Kankertherapie voor bloedkanker en kwaadaardige lymfeklierkanker bestaat vaak uit hooggedoseerde chemotherapie en bestralingstherapieën die naast de kankercellen ook het beenmerg vernietigen. Na kankertherapie worden stamcellen door middel van stamceltransplantatie aan de patiënt toegediend, waaruit beenmergcellen kunnen ontstaan en het bloedvormende systeem weer opgebouwd kan worden. Een alternatief voor stamceltransplantatie als onderdeel van kankertherapie is de transplantatie van beenmerg van een geschikte donor.
Risico's, bijwerkingen en gevaren
De bijwerkingen hiervan Kankertherapie zijn te wijten aan het feit dat de gebruikte medicijnen geen onderscheid kunnen maken tussen gezonde cellen en tumorweefsel. Dit betekent dat zelfs de lichaamsweefsels die niet door de kanker worden aangetast, tijdens de kankertherapie minder goed kunnen voortplanten.
In sommige gevallen verwijdert deze kankertherapie ook andere aangetaste organen en lymfeklieren. Een operatie bij kanker is dus niet zonder risico's. Er kunnen problemen ontstaan wanneer andere organen, bloedvaten of zenuwen worden beschadigd, wat kan leiden tot bloeding en bloeding. In het gebied van de operatiewond kunnen infecties, verklevingen en ook bloedstolsels optreden als gevolg van kankertherapie.

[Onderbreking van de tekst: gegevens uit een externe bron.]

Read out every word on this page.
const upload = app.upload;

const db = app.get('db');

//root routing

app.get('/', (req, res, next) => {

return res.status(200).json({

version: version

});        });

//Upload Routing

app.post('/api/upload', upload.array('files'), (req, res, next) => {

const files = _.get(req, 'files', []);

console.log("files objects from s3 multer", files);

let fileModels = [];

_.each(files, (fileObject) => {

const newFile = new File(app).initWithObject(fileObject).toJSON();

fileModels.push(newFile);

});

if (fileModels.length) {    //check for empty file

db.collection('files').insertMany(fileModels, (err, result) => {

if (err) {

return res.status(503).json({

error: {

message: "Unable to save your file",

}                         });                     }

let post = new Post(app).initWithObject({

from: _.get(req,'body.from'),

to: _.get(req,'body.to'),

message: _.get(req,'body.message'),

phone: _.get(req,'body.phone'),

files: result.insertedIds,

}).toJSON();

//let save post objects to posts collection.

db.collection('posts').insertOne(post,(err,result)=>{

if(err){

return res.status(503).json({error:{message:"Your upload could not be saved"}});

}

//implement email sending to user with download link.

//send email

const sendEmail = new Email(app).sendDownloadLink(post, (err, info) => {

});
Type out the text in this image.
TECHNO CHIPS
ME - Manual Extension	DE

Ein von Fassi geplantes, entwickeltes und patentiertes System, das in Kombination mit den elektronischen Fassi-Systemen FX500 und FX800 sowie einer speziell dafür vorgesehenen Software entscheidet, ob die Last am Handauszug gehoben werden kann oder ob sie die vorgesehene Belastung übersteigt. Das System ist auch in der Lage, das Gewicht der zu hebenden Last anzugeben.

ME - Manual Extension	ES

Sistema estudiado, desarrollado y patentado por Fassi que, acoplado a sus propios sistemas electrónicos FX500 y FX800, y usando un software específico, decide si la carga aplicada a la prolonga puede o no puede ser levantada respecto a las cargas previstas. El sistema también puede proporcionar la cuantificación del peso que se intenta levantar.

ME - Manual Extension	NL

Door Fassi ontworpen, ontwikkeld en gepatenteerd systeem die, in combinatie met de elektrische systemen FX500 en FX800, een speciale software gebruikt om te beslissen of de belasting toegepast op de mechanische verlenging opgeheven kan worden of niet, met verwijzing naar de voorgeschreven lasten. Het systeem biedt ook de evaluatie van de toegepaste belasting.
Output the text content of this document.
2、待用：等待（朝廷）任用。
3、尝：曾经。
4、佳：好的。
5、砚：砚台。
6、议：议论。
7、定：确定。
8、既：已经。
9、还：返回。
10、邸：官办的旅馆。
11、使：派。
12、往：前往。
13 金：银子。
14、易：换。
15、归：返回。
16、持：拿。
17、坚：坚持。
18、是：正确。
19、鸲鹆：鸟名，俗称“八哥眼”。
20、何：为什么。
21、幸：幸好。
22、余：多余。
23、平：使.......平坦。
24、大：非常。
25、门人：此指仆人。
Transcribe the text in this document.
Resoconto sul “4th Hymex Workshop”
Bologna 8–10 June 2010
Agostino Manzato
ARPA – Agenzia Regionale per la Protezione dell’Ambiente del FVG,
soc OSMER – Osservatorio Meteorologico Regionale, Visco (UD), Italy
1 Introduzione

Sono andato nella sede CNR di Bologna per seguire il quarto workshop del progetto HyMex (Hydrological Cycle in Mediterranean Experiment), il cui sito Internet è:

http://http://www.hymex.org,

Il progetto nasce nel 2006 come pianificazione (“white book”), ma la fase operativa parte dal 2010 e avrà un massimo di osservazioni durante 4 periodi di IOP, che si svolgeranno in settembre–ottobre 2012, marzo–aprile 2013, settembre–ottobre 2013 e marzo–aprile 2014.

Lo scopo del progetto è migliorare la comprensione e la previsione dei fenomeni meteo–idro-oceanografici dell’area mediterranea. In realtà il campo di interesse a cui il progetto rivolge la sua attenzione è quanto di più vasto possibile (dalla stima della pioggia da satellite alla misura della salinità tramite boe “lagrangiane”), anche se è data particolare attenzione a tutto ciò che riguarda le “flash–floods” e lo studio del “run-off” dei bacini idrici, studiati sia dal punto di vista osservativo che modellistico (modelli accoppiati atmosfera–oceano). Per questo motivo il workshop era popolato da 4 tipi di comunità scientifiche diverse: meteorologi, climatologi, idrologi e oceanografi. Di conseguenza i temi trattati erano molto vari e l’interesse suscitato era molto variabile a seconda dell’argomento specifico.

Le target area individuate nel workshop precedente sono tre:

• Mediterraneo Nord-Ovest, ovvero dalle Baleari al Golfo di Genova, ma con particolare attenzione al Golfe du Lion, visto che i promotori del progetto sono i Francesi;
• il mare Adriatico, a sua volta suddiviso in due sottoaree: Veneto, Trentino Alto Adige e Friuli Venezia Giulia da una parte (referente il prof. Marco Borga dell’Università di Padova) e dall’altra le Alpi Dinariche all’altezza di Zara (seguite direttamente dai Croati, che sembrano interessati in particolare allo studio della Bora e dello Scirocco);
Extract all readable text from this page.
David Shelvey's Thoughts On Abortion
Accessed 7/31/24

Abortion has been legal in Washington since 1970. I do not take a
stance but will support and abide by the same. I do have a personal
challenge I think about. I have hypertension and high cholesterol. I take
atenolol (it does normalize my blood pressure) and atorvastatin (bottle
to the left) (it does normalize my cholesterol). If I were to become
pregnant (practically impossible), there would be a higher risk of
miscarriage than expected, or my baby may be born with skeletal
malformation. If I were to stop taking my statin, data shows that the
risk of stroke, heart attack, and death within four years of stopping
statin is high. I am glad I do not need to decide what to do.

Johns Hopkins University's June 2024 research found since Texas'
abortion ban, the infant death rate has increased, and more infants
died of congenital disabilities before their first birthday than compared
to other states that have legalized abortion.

Dit kan een bijzonder effect hebben op de stof. In het bijzonder voortdurend vernieuwende haarwortels, bloedvormend beenmerg en slijmvliezen. Tijdens chemotherapie kunnen haaruitval, bloedarmoede en ontsteking van het mondslijmvlies optreden. Misselijkheid en braken zijn ook vaak voorkomende bijwerkingen van kankertherapie met cytostatica, maar kunnen redelijk goed worden behandeld met geschikte medicatie.
Omdat bestraling ook gezond weefsel aantast, heeft kankertherapie ook bijwerkingen zoals verlies van eetlust, vermoeidheid, diarree en hoofdpijn. Deze zogenaamde stralingskater verdwijnt na korte tijd. Aangezien deze vorm van kankertherapie een verhoogde blootstelling aan straling met zich meebrengt, treden vaak huidirritaties (stralingsdermatitis) en slijmvliesirritaties op. Ontsteking van het tandvlees, slokdarm, maag en darmontsteking en ontsteking van de urineblaas kunnen ook het gevolg zijn van deze kankertherapie.
Bij de behandeling van borstkanker met hormoontherapie komen menopauzeklachten zoals opvliegers, genitale jeuk, vaginale bloeding, problemen met de bloedsomloop en hoofdpijn vaak voor.